Activated beta-catenin regulates the transcription of oncogenic target genes and is critical for tumorigenesis. Because nuclear functions are frequently coupled, we investigated whether it also has a role in alternative splicing of oncogenic genes. We showed that stabilized beta-catenin caused alternative splicing of estrogen receptor-beta pre-mRNA in colon cancer cells. To establish a direct role of beta-catenin in regulated splicing, we selected a high-affinity RNA aptamer that associated with beta-catenin in vivo. Nuclear localized aptamer inhibited beta-catenin-dependent transcription of cyclin D1 and c-myc in colon cancer cells; thus, cells stably expressing the aptamer exhibited cell cycle arrest and reduced tumor forming potential. Most significantly, the aptamer prevented the alternative splicing induced by stabilized beta-catenin. Taken together, our results establish that beta-catenin has an important role in both transcription and splicing, and that its action can be modulated by a high-affinity RNA aptamer. The RNA aptamer could be further developed as a specific inhibitor for cancer therapeutics.
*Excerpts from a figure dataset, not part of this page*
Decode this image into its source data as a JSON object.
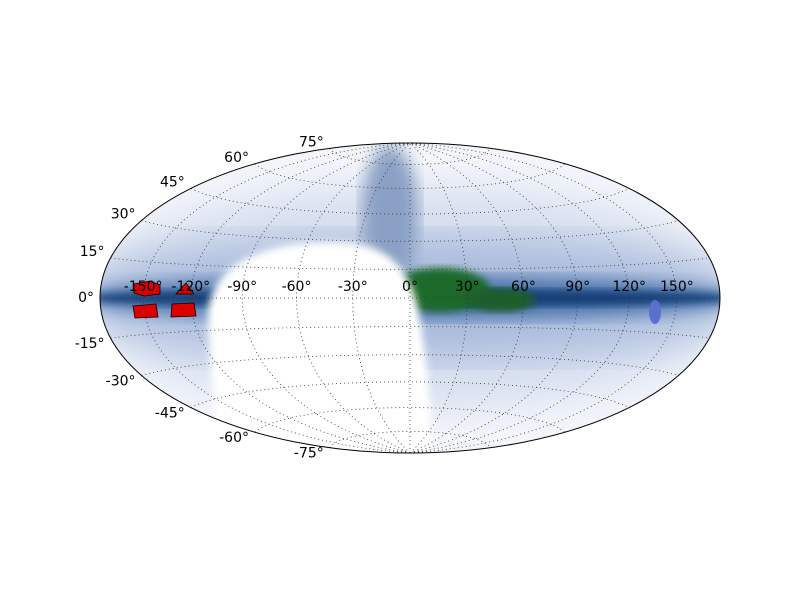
{
  "map": {
    "projection": "hammer",
    "longitude_ticks": [
      {
        "value": -150,
        "label": "-150°"
      },
      {
        "value": -120,
        "label": "-120°"
      },
      {
        "value": -90,
        "label": "-90°"
      },
      {
        "value": -60,
        "label": "-60°"
      },
      {
        "value": -30,
        "label": "-30°"
      },
      {
        "value": 0,
        "label": "0°"
      },
      {
        "value": 30,
        "label": "30°"
      },
      {
        "value": 60,
        "label": "60°"
      },
      {
        "value": 90,
        "label": "90°"
      },
      {
        "value": 120,
        "label": "120°"
      },
      {
        "value": 150,
        "label": "150°"
      }
    ],
    "latitude_ticks": [
      {
        "value": -75,
        "label": "-75°"
      },
      {
        "value": -60,
        "label": "-60°"
      },
      {
        "value": -45,
        "label": "-45°"
      },
      {
        "value": -30,
        "label": "-30°"
      },
      {
        "value": -15,
        "label": "-15°"
      },
      {
        "value": 0,
        "label": "0°"
      },
      {
        "value": 15,
        "label": "15°"
      },
      {
        "value": 30,
        "label": "30°"
      },
      {
        "value": 45,
        "label": "45°"
      },
      {
        "value": 60,
        "label": "60°"
      },
      {
        "value": 75,
        "label": "75°"
      }
    ]
  }
}
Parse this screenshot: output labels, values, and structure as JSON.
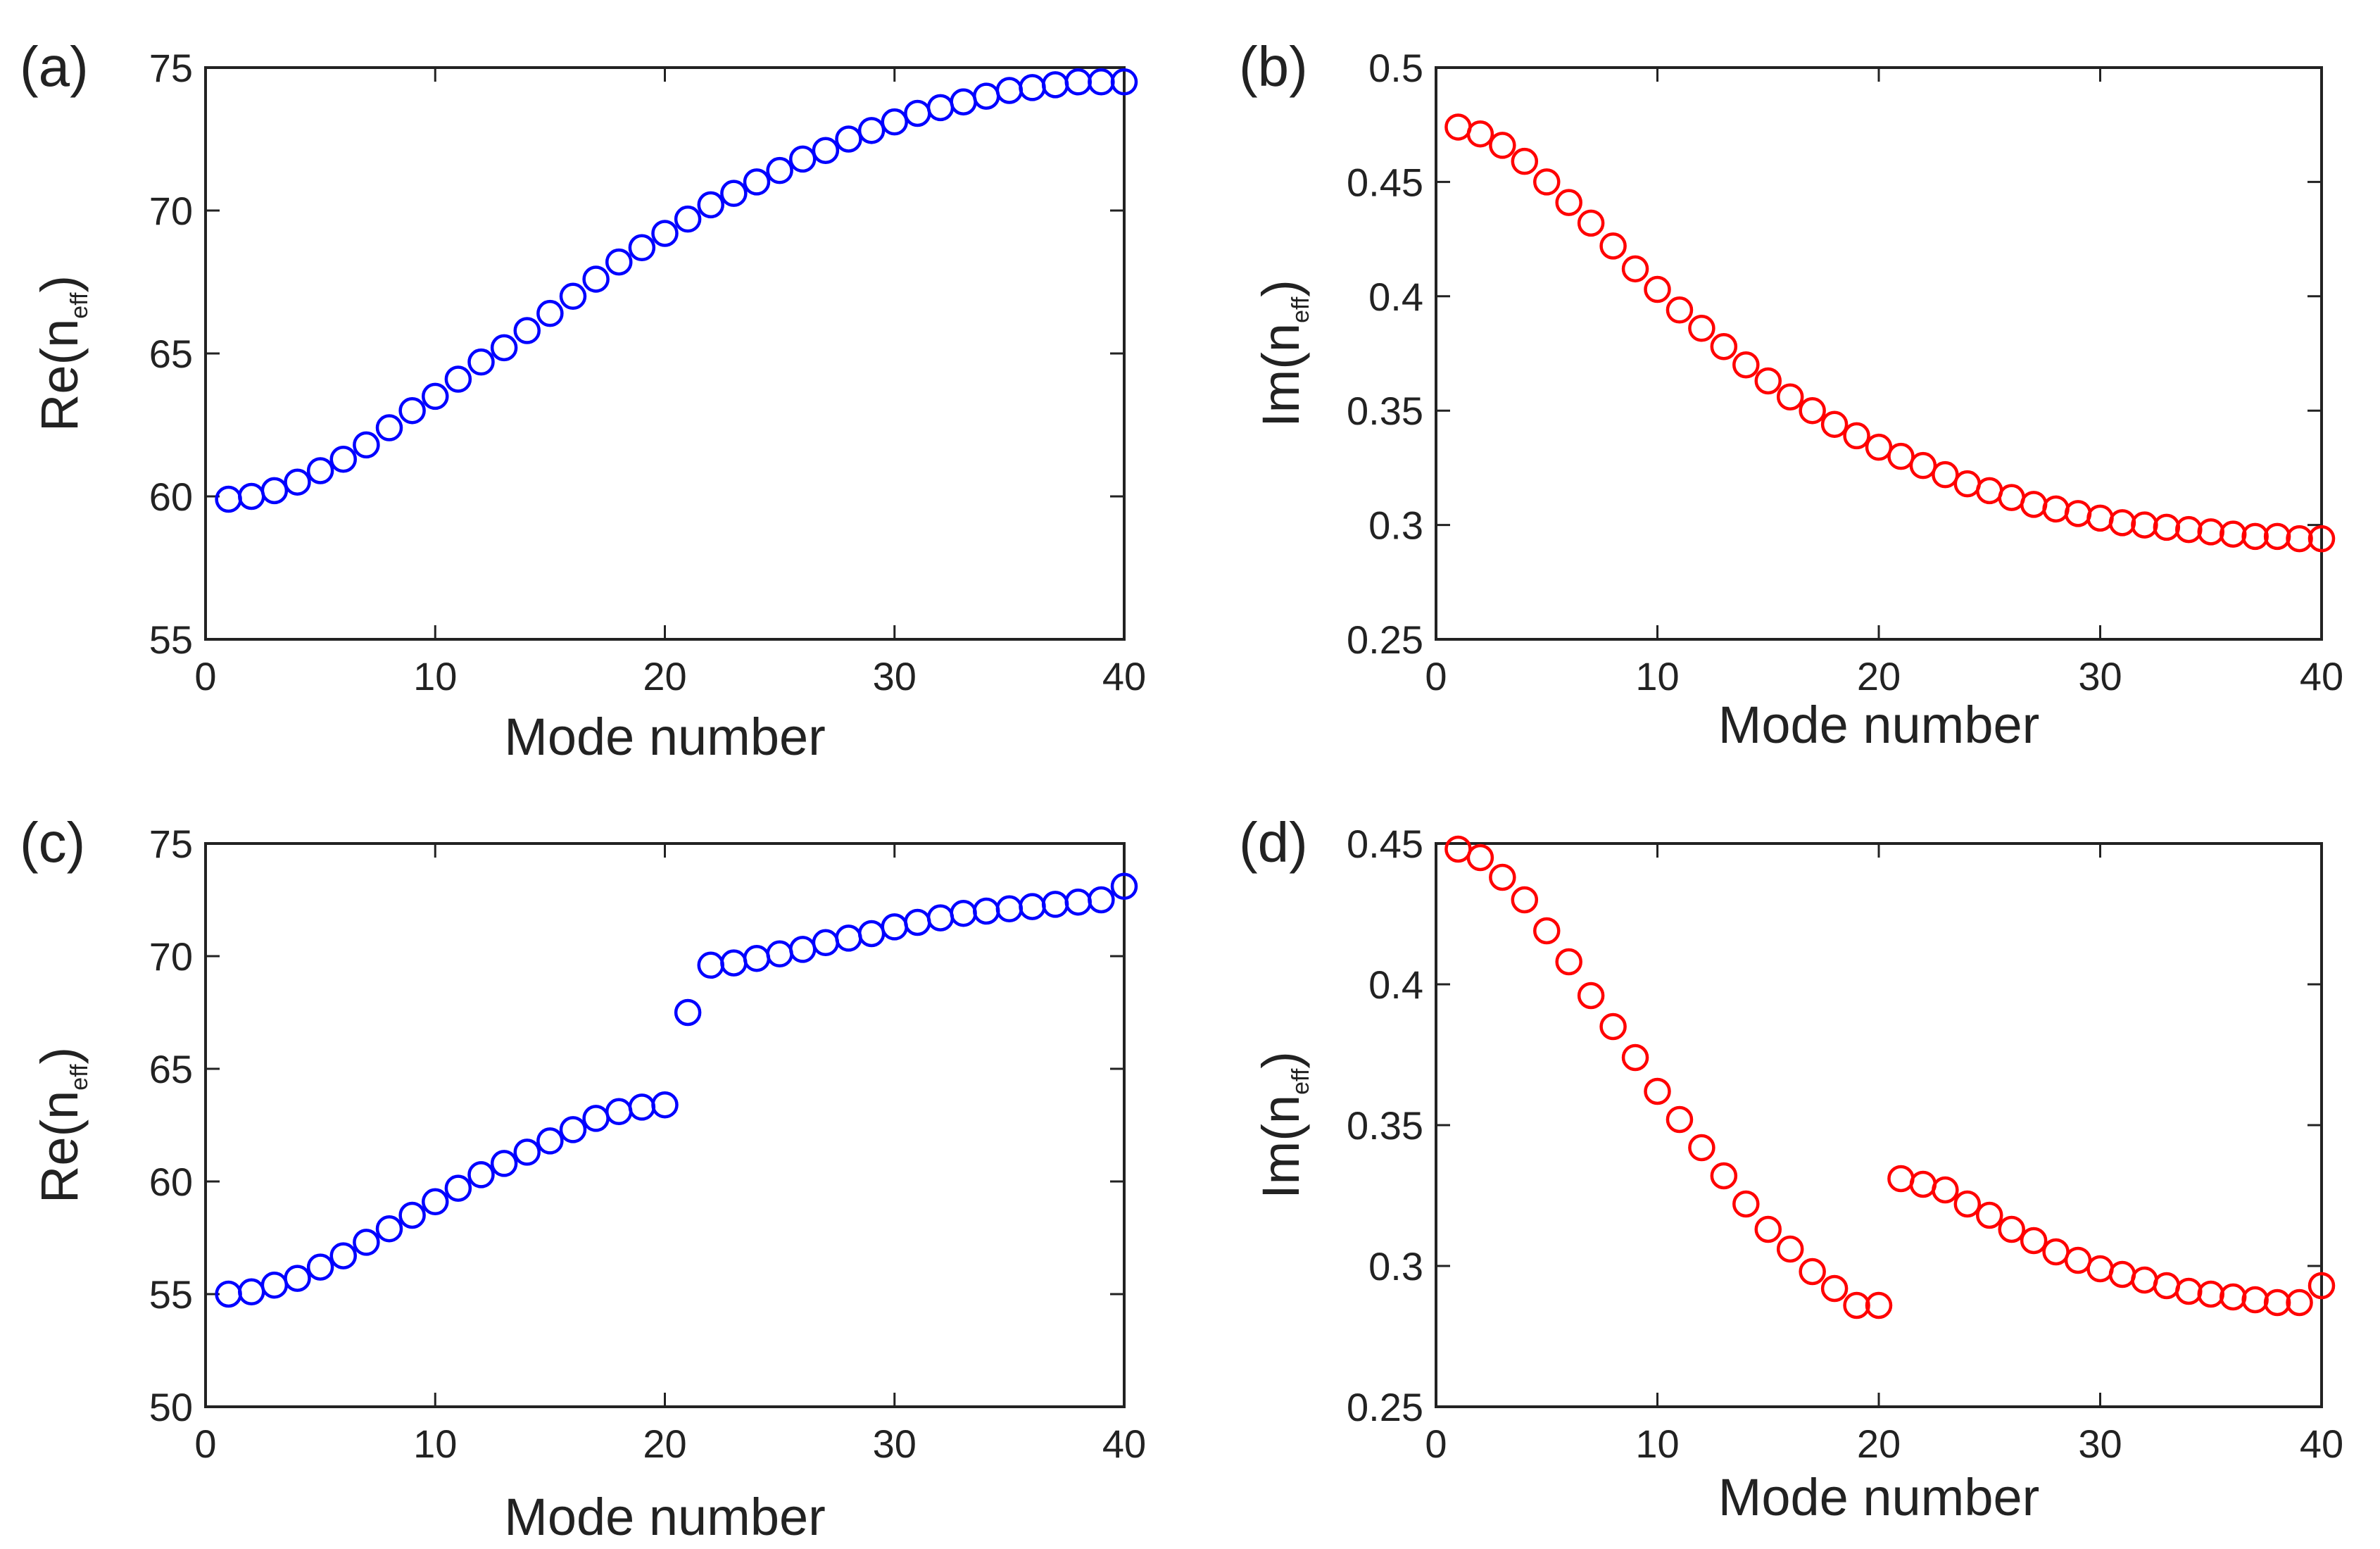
{
  "colors": {
    "blue": "#0000ff",
    "red": "#ff0000",
    "axis": "#222222"
  },
  "chart_data": [
    {
      "type": "scatter",
      "panel_label": "(a)",
      "xlabel": "Mode number",
      "ylabel_main": "Re(n",
      "ylabel_sub": "eff",
      "ylabel_close": ")",
      "xlim": [
        0,
        40
      ],
      "ylim": [
        55,
        75
      ],
      "xticks": [
        0,
        10,
        20,
        30,
        40
      ],
      "yticks": [
        55,
        60,
        65,
        70,
        75
      ],
      "xtick_labels": [
        "0",
        "10",
        "20",
        "30",
        "40"
      ],
      "ytick_labels": [
        "55",
        "60",
        "65",
        "70",
        "75"
      ],
      "marker": "open-circle",
      "color": "#0000ff",
      "series": [
        {
          "name": "Re(neff)",
          "x": [
            1,
            2,
            3,
            4,
            5,
            6,
            7,
            8,
            9,
            10,
            11,
            12,
            13,
            14,
            15,
            16,
            17,
            18,
            19,
            20,
            21,
            22,
            23,
            24,
            25,
            26,
            27,
            28,
            29,
            30,
            31,
            32,
            33,
            34,
            35,
            36,
            37,
            38,
            39,
            40
          ],
          "y": [
            59.9,
            60.0,
            60.2,
            60.5,
            60.9,
            61.3,
            61.8,
            62.4,
            63.0,
            63.5,
            64.1,
            64.7,
            65.2,
            65.8,
            66.4,
            67.0,
            67.6,
            68.2,
            68.7,
            69.2,
            69.7,
            70.2,
            70.6,
            71.0,
            71.4,
            71.8,
            72.1,
            72.5,
            72.8,
            73.1,
            73.4,
            73.6,
            73.8,
            74.0,
            74.2,
            74.3,
            74.4,
            74.5,
            74.5,
            74.5
          ]
        }
      ]
    },
    {
      "type": "scatter",
      "panel_label": "(b)",
      "xlabel": "Mode number",
      "ylabel_main": "Im(n",
      "ylabel_sub": "eff",
      "ylabel_close": ")",
      "xlim": [
        0,
        40
      ],
      "ylim": [
        0.25,
        0.5
      ],
      "xticks": [
        0,
        10,
        20,
        30,
        40
      ],
      "yticks": [
        0.25,
        0.3,
        0.35,
        0.4,
        0.45,
        0.5
      ],
      "xtick_labels": [
        "0",
        "10",
        "20",
        "30",
        "40"
      ],
      "ytick_labels": [
        "0.25",
        "0.3",
        "0.35",
        "0.4",
        "0.45",
        "0.5"
      ],
      "marker": "open-circle",
      "color": "#ff0000",
      "series": [
        {
          "name": "Im(neff)",
          "x": [
            1,
            2,
            3,
            4,
            5,
            6,
            7,
            8,
            9,
            10,
            11,
            12,
            13,
            14,
            15,
            16,
            17,
            18,
            19,
            20,
            21,
            22,
            23,
            24,
            25,
            26,
            27,
            28,
            29,
            30,
            31,
            32,
            33,
            34,
            35,
            36,
            37,
            38,
            39,
            40
          ],
          "y": [
            0.474,
            0.471,
            0.466,
            0.459,
            0.45,
            0.441,
            0.432,
            0.422,
            0.412,
            0.403,
            0.394,
            0.386,
            0.378,
            0.37,
            0.363,
            0.356,
            0.35,
            0.344,
            0.339,
            0.334,
            0.33,
            0.326,
            0.322,
            0.318,
            0.315,
            0.312,
            0.309,
            0.307,
            0.305,
            0.303,
            0.301,
            0.3,
            0.299,
            0.298,
            0.297,
            0.296,
            0.295,
            0.295,
            0.294,
            0.294
          ]
        }
      ]
    },
    {
      "type": "scatter",
      "panel_label": "(c)",
      "xlabel": "Mode number",
      "ylabel_main": "Re(n",
      "ylabel_sub": "eff",
      "ylabel_close": ")",
      "xlim": [
        0,
        40
      ],
      "ylim": [
        50,
        75
      ],
      "xticks": [
        0,
        10,
        20,
        30,
        40
      ],
      "yticks": [
        50,
        55,
        60,
        65,
        70,
        75
      ],
      "xtick_labels": [
        "0",
        "10",
        "20",
        "30",
        "40"
      ],
      "ytick_labels": [
        "50",
        "55",
        "60",
        "65",
        "70",
        "75"
      ],
      "marker": "open-circle",
      "color": "#0000ff",
      "series": [
        {
          "name": "Re(neff)",
          "x": [
            1,
            2,
            3,
            4,
            5,
            6,
            7,
            8,
            9,
            10,
            11,
            12,
            13,
            14,
            15,
            16,
            17,
            18,
            19,
            20,
            21,
            22,
            23,
            24,
            25,
            26,
            27,
            28,
            29,
            30,
            31,
            32,
            33,
            34,
            35,
            36,
            37,
            38,
            39,
            40
          ],
          "y": [
            55.0,
            55.1,
            55.4,
            55.7,
            56.2,
            56.7,
            57.3,
            57.9,
            58.5,
            59.1,
            59.7,
            60.3,
            60.8,
            61.3,
            61.8,
            62.3,
            62.8,
            63.1,
            63.3,
            63.4,
            67.5,
            69.6,
            69.7,
            69.9,
            70.1,
            70.3,
            70.6,
            70.8,
            71.0,
            71.3,
            71.5,
            71.7,
            71.9,
            72.0,
            72.1,
            72.2,
            72.3,
            72.4,
            72.5,
            73.1
          ]
        }
      ]
    },
    {
      "type": "scatter",
      "panel_label": "(d)",
      "xlabel": "Mode number",
      "ylabel_main": "Im(n",
      "ylabel_sub": "eff",
      "ylabel_close": ")",
      "xlim": [
        0,
        40
      ],
      "ylim": [
        0.25,
        0.45
      ],
      "xticks": [
        0,
        10,
        20,
        30,
        40
      ],
      "yticks": [
        0.25,
        0.3,
        0.35,
        0.4,
        0.45
      ],
      "xtick_labels": [
        "0",
        "10",
        "20",
        "30",
        "40"
      ],
      "ytick_labels": [
        "0.25",
        "0.3",
        "0.35",
        "0.4",
        "0.45"
      ],
      "marker": "open-circle",
      "color": "#ff0000",
      "series": [
        {
          "name": "Im(neff)",
          "x": [
            1,
            2,
            3,
            4,
            5,
            6,
            7,
            8,
            9,
            10,
            11,
            12,
            13,
            14,
            15,
            16,
            17,
            18,
            19,
            20,
            21,
            22,
            23,
            24,
            25,
            26,
            27,
            28,
            29,
            30,
            31,
            32,
            33,
            34,
            35,
            36,
            37,
            38,
            39,
            40
          ],
          "y": [
            0.448,
            0.445,
            0.438,
            0.43,
            0.419,
            0.408,
            0.396,
            0.385,
            0.374,
            0.362,
            0.352,
            0.342,
            0.332,
            0.322,
            0.313,
            0.306,
            0.298,
            0.292,
            0.286,
            0.286,
            0.331,
            0.329,
            0.327,
            0.322,
            0.318,
            0.313,
            0.309,
            0.305,
            0.302,
            0.299,
            0.297,
            0.295,
            0.293,
            0.291,
            0.29,
            0.289,
            0.288,
            0.287,
            0.287,
            0.293
          ]
        }
      ]
    }
  ]
}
Beta-Catenin stabilizes cyclooxygenase-2 mRNA by interacting with AU-rich elements of 3'-UTR.

Cyclooxygenase-2 (COX-2) mRNA is induced in the majority of human colorectal carcinomas. Transcriptional regulation plays a key role in COX-2 expression in human colon carcinoma cells, but post-transcriptional regulation of its mRNA is also critical for tumorigenesis. Expression of COX-2 mRNA is regulated by various cytokines, growth factors and other signals. beta-Catenin, a key transcription factor in the Wnt signal pathway, activates transcription of COX-2. Here we found that COX-2 mRNA was also substantially stabilized by activating beta-catenin in NIH3T3 and 293T cells. We identified the beta-catenin-responsive element in the proximal region of the COX-2 3'-untranslated region (3'-UTR) and showed that beta-catenin interacted with AU-rich elements (ARE) of 3'-UTR in vitro and in vivo. Interestingly, beta-catenin induced the cytoplasmic localization of the RNA stabilizing factor, HuR, which may bind to beta-catenin in an RNA-mediated complex and facilitate beta-catenin-dependent stabilization of COX-2 mRNA. Taken together, we provided evidences for beta-catenin as an RNA-binding factor and a regulator of stabilization of COX-2 mRNA.

Intracellular expression of the T-cell factor-1 RNA aptamer as an intramer.

T-cell factor (TCF)-1 protein forms the transcriptional complex with beta-catenin and regulates the expression of diverse target genes during early development and carcinogenesis. We have selected previously an RNA aptamer that binds to the DNA-binding domain of TCF-1 and have shown that it interfered with binding of TCF-1 to its specific DNA recognition sequences in vitro. As an approach to modulate the transcription by TCF/beta-catenin complex in the cells, we have developed the RNA expression vector for stable expression of RNA aptamer inside of the mammalian cells. High level of RNA was expressed as an intramer in the fusion with the stable RNA transcript. The RNA intramer inhibited TCF/beta-catenin transcription activity as shown by luciferase assay. It also modulated the expression of TCF/beta-catenin target genes, such as cyclin D1 and matrix metalloproteinase-7, as predicted to be as an effective inhibitor of the TCF function. In addition, it efficiently reduced the growth rate and tumorigenic potential of HCT116 colon cancer cells. Such RNA intramer could lead to valuable gene therapeutics for TCF/beta-catenin-mediated carcinogenesis.